Oleh: Sari Ramadani
(Pendidik Generasi)
PANDEMI virus Corona telah menyebabkan ekonomi dunia dalam gejolak krisis yang kritis. Tak terkecuali Indonesia yang mengalami krisis berkepanjangan. Hal ini menyebabkan beban APBN semakin berat. Pasalnya, sumber pemasukan negara bertumpu pada pajak dan utang.
Rektor Universitas Paramadina Didik Rachbini mengatakan, Anggaran Pendapatan dan Belanja Negara (APBN) ini dapat menyebabkan krisis ekonomi bukan nilai tukar. Sebab APBN di masa pandemi memiliki masalah yang berat.
Menurut Didik, setidaknya ada lima faktor pemicu APBN yang berpotensi menyebabkan krisis di kemudian hari yaitu, pertama proses politik APBN yang sakit dan bias.
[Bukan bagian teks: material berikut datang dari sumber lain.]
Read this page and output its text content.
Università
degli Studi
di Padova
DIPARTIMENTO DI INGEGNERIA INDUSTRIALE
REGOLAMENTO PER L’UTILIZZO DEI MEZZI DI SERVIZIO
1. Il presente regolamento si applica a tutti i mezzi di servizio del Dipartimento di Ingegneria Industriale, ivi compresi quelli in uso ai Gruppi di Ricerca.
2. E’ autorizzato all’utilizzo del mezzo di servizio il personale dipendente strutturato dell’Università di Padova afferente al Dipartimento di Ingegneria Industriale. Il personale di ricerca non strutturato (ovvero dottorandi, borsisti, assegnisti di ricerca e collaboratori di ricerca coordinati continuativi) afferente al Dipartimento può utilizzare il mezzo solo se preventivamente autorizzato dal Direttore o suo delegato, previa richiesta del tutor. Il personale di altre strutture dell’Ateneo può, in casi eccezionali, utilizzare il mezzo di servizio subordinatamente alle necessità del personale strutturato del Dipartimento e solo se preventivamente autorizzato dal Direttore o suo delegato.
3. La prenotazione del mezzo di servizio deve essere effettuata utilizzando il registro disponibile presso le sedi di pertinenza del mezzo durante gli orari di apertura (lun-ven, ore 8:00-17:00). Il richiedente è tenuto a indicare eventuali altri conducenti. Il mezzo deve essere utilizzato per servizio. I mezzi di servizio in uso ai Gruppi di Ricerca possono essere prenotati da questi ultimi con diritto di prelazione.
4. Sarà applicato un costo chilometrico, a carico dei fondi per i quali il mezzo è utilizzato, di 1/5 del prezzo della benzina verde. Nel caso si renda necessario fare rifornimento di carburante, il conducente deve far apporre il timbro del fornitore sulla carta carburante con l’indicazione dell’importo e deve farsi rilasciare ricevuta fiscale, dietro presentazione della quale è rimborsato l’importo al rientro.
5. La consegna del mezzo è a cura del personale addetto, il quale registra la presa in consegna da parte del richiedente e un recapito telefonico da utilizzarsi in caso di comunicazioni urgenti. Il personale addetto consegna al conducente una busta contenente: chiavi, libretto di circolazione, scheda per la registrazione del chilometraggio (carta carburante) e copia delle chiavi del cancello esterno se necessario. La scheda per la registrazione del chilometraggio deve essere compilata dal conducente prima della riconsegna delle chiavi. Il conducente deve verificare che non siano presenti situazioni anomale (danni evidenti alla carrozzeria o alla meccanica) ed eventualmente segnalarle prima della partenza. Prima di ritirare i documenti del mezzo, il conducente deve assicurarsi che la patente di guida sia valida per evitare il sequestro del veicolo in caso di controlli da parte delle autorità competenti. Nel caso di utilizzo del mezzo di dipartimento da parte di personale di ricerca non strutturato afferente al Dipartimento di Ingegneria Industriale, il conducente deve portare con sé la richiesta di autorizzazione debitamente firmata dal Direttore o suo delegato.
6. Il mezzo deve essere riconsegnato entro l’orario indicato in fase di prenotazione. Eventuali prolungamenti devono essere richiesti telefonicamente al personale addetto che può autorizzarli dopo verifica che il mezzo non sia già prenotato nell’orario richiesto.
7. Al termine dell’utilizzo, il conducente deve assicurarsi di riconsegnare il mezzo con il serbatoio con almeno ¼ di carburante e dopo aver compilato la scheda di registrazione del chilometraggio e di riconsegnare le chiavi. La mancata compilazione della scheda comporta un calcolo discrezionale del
Kedua defisit primer yang semakin melebar dan tak terkendali. Ketiga rasio pembayaran utang terhadap pendapatan yang naik di era Presiden Jokowi. Keempat dana yang mengendap dan bocor di daerah. Serta kelima pembiayaan PMN dan BMN yang berpotensi menjadi masalah di masa depan. (bisnis.tempo.co, 1 Agustus 2021)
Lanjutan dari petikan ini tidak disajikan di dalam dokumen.